Kitabın içeriği hazırdı ama basılı bir yayını okuyucuya ulaştırmak çok zorken pandemi döneminde böyle bir şeye kalkışmamız delilikti. Mesela kitaba bandrol almak istediğimizde “bu dönemde kitap mı çıkarılır” gibi geri dönüşler aldık. Ama bu kafamızdaydı, çok beklemeden yapmak istiyorduk. “Lansmanını pandemi bittiğinde yaparız” gibi birbirimize sözler verdik. Kitap 2020’nin kasım sonu gibi çıktı, 2021’in sonlarına geliyoruz ben daha okuyucuyla bir imza gününde bir söyleşide buluşamadım. Fakat pandemi döneminde kendi kendimize kaldığımız için insanların okumaya, kendilerini keşfetmeye, yeni yeni şeyler öğrenmeye açık oldukları bir dönemdi. O anlamda Öyküler o boşluğu kapatmış gibi de hissediyorum.

“ÖYKÜLER KAĞITTA KALMAYACAK”

Peki COVİD-19 sizi nasıl etkiledi?

Ben hala Covid olmayanlardanım. Belki çizer olmanın zaten evde çalışan insanlar olduğumuz, evde çok zaman geçirdiğimiz, dış dünya ile temasımız belli zamanlarda olduğu için be Covid’e yakalanmayan küçük zümredenim. Büyük kayıplar oldu fakat bizim için aynı zamanda keşif dönemi oldu. İnsanların kendilerini daha iyi tanıdıklarını düşünüyorum. Özellikle evde kaldığımız kısımda hayatımda çok majör değişiklikler olmadığını fark ettim.

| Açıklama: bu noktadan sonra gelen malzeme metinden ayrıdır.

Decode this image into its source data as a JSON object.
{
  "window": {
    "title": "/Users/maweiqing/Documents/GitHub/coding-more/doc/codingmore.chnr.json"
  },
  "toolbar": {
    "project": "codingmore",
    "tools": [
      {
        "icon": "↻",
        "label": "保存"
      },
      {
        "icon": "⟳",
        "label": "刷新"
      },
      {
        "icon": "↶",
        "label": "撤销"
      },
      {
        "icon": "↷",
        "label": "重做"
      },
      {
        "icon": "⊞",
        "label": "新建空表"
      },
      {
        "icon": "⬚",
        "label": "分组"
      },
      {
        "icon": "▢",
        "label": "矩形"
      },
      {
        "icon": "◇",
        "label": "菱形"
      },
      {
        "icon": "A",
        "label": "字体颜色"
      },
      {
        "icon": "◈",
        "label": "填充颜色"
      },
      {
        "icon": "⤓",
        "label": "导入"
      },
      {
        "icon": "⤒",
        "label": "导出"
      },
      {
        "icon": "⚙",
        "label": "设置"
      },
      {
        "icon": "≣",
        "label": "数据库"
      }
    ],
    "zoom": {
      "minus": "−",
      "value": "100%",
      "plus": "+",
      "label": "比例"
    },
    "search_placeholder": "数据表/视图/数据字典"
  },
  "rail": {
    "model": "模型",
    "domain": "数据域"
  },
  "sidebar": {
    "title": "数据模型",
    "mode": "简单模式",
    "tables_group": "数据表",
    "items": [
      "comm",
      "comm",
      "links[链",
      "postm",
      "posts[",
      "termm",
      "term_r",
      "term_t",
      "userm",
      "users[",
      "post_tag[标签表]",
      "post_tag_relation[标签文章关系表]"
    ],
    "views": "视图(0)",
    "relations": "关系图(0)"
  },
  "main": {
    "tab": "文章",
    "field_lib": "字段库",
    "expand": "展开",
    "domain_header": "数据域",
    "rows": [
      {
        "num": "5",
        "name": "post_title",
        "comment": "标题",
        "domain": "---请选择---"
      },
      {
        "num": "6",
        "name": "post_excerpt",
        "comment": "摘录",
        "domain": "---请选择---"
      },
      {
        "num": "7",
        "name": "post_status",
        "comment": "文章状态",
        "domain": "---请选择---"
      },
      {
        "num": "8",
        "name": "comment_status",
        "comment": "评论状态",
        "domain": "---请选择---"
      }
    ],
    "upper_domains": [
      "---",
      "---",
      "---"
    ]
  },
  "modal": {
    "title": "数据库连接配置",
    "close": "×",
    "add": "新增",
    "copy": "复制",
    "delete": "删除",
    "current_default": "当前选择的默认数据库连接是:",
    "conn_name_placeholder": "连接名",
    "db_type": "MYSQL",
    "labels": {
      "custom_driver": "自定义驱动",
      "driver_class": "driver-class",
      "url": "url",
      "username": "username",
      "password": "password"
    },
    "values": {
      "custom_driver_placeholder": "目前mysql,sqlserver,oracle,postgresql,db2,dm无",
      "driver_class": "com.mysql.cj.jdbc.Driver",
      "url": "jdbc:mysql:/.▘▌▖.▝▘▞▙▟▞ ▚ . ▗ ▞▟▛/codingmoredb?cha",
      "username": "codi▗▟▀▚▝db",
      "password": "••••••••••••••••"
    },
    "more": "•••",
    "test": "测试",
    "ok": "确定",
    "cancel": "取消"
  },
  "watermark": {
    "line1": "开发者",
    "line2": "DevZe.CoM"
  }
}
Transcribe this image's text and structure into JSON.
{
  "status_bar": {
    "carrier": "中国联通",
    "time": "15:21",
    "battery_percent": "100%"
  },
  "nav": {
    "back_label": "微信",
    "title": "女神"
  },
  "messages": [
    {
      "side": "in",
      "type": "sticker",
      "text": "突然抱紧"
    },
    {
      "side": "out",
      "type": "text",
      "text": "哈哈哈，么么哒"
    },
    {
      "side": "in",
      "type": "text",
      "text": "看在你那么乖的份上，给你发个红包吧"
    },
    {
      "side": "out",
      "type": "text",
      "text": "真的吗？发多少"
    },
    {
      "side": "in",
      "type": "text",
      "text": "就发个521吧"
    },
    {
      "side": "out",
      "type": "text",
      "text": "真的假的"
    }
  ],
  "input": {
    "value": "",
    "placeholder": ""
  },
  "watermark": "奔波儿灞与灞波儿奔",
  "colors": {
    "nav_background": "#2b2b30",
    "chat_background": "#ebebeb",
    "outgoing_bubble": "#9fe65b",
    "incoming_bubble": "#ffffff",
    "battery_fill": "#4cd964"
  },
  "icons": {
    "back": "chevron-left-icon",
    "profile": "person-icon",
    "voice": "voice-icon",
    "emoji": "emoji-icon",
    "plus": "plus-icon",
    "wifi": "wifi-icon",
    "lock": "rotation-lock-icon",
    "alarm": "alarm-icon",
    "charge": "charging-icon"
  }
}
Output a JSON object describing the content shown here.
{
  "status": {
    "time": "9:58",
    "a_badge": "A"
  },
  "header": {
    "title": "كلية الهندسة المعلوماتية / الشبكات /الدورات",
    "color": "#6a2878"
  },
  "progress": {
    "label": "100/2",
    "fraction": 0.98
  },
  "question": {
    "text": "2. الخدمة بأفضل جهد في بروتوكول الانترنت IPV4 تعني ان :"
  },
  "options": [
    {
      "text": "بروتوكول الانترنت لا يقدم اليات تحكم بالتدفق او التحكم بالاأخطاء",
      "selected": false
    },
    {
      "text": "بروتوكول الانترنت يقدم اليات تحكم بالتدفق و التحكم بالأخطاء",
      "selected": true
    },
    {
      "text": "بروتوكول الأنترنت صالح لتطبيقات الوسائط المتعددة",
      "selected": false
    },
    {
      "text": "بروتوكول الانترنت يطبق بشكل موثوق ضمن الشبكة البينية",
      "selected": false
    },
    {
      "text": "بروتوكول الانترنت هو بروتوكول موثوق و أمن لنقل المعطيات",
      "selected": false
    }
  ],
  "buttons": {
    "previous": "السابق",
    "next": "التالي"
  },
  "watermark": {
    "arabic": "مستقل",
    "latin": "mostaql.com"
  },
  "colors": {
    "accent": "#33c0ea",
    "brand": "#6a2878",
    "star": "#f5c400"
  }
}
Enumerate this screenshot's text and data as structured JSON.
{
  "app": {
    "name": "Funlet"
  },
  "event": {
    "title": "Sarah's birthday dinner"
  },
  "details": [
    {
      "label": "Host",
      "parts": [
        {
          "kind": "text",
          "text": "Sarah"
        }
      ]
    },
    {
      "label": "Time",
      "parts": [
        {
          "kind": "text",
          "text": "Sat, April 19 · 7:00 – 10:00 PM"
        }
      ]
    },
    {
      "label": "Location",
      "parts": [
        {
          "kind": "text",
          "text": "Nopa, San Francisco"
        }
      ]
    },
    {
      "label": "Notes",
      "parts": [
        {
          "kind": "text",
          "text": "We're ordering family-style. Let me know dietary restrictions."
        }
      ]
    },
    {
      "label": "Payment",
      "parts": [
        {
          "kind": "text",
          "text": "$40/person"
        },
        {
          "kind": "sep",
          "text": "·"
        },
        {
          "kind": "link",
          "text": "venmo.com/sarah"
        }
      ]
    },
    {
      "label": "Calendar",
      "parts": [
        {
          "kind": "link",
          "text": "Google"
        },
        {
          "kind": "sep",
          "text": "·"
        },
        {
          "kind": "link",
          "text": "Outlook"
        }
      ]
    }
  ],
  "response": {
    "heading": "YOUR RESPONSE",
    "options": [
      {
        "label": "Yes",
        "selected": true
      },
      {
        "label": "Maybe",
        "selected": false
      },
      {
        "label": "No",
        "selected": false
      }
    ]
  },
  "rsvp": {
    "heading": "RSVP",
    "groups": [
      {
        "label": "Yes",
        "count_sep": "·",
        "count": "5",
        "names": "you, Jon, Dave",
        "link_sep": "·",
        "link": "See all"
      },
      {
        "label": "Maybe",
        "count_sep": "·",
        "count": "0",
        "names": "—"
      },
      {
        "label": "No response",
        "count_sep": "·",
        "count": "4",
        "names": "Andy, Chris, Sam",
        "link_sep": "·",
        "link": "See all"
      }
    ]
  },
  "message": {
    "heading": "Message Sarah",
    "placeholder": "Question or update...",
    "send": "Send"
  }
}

Öyküleri canlandırmak gibi bir fikir var mı?

Evet evet bununla ilgili çalışmamız var. Kesinlikle kağıtta kalmayacak. Bir dergide bir sayfamın olması uzun zamandır hayalini kurduğum bir şeydi. Şimdi çıtayı biraz daha yukarıya çekme taraftarıyım. Belki beyaz perdeye çıkma gibi bir fikrim var. Bununla ilgili çalışıyorum. Zaten animasyon bölümü mezunu ve bu alanda çok fazla iş yapmış biri olarak artık benden beklenen bir şeydi. Bende çalışmalara başladım. Yakın bir zamanda da ekranlarda da öyküleri izleyebileceğiz diyebilirim.

Karikatür Evi’ne gelecek olursak; orada atölyelerde eğitimler de veriyorsunuz. Karikatür Evi’nin nasıl bir önemi var ve eğitimler nasıl gidiyor.

Karikatür biz de çok güçlü bir damar. Sadece karikatür de değil mizah çok güçlü bir damar. Okulu olmayan, yaş sınırı olmayan herhangi bir sosyolojik sınırı olmayan ve gerçekten çok evrensel sonsuz bir şey. Duvar yazılarından tutun, internette yazılanlara, televizyonda izlediklerinize kadar ülkemizde çok güçlü damar. Mizah hayatımızın merkezinde, belirleyici bir yerinde. 

Karikatür Evi de bu anlamda öncü yerlerden biri. Ve çok iyi bir yapı kurdu. Çok iyi bir düzen kuruldu. Belediyenin böyle bir oluşum içine girmesi, desteklemesi bu kadar genç bir zümreyi kendine çekebilmesi başlı başına bir başarılı. Biz de bunun bir parçası olduğumuz için çok mutluyuz.

Ben sadece Karikatür Evi’nde hocalardan değilim; aynı zamanda sergi de açmış biriyim. Belediye başından beri bizi, Türkiye’deki sanatı, mizahı çok destekledi. O anlamda sizin nezdinizde teşekkür ediyorum.

Çizgi Festivali başlıyor. Sizi orada görebilecek miyiz?

Online buluşmalar yapsak ta okuyucuyla buluşmayı, söyleşiler yapmayı çok özledik. Çizgi Festivaliyle bunu az da olsa gidereceğiz diye düşünüyoruz.